他仰头将那碗苦涩的草药汤一饮而尽,药汁的苦腥与温热再次从胃底升起,这一次,他清晰地感觉到那股被尸香浸得昏沉的脑袋正一点点变得清明,连小腹那股不受控制的燥热都被压下去些许。他放下碗,看着沈胭脂那张因为紧张而泛红的脸,低声开口,痞气中多了一丝从未有过的郑重。
「沈胭脂,妳告诉我这些,就不怕秋婆把妳也丢进井里?」
沈胭脂摇摇头,泪水又涌了出来,却挤出一个比哭还难看的笑容,声音细得像蚊蚋。
「怕……可是我更怕看着你变成井里的样子。你是第一个……没有用那种眼神看我的外来人。别的男人进来,要嘛把我们当成可以随便玩的娼妇,要嘛吓得尿裤子,只有你,就算被那样了,还是会问我的名字。」
窗外的浓雾在此刻悄然流动,尸油灯的幽绿透过破旧的窗纸,在两人身上投下摇晃的光影。远处古井的方向,那若有似无的女人低吟似乎又清晰了些,混着架空木板被夜风吹动的笃笃声,像是整个村子都在等待下一个夜宴的开始。沈胭脂猛地站起身,像是听见了什么只有她能听见的动静,脸色瞬间煞白。

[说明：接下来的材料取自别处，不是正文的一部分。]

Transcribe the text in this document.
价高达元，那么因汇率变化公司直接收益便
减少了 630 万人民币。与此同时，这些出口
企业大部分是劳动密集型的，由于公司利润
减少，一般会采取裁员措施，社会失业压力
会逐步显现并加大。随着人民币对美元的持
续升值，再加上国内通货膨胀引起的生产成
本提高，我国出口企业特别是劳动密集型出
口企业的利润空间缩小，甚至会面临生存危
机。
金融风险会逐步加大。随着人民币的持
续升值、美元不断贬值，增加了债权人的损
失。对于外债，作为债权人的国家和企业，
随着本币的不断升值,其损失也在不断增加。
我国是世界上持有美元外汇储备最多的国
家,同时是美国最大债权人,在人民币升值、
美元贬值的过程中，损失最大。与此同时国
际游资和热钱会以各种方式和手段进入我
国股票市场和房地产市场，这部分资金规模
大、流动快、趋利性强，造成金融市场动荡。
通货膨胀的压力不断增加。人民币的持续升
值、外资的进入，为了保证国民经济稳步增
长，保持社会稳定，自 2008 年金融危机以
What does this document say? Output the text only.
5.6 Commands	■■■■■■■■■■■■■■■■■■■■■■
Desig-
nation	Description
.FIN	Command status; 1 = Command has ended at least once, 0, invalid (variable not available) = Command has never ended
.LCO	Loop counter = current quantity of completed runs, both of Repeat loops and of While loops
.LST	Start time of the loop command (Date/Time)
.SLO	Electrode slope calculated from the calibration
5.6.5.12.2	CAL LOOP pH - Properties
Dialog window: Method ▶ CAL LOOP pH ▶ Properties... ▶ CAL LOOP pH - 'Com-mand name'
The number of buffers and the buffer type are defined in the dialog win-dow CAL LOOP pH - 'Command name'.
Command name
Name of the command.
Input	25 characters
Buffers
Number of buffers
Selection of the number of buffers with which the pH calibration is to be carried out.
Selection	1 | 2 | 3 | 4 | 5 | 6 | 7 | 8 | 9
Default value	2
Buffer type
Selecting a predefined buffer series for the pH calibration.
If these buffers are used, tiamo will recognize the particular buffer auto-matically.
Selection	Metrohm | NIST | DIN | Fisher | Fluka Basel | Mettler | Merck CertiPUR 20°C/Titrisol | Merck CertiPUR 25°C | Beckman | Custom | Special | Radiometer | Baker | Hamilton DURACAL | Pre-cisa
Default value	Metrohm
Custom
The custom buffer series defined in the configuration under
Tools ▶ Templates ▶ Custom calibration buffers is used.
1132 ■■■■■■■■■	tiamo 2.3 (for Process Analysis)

「她们……她们要巡夜了,我得走了。这药每晚我都会偷偷送来,你记得喝,别让任何人看见。还有,别照那面镜子太久,镜子里的东西,是我们死时的样子,看久了,会被拉进去的。」她匆匆留下一句,拉开门闩,像一只受惊的兔子般闪身没入浓雾,只留下一阵清苦的药香与那句关于逆转法门的暗示,在封闭的厢房里久久不散。
卫少川坐在床沿,手中还残留着瓦罐的余温,镜中那张蜡黄的脸在药效的作用下似乎恢复了一丝血色,但眼下的青黑却依旧骇人。他望向那面裂开细纹的铜镜,镜中映出的不再是单纯的自己,而是身后那扇半掩的窗,以及窗外浓雾中隐约浮现的、密密麻麻的悬空木宅与井口的方向。一条从未想过的生路,正伴随着这个怯懦少女的私情与背叛,在绝望的雾气中悄然显形,而代价,可能是将自己也拖入半人半鬼的深渊。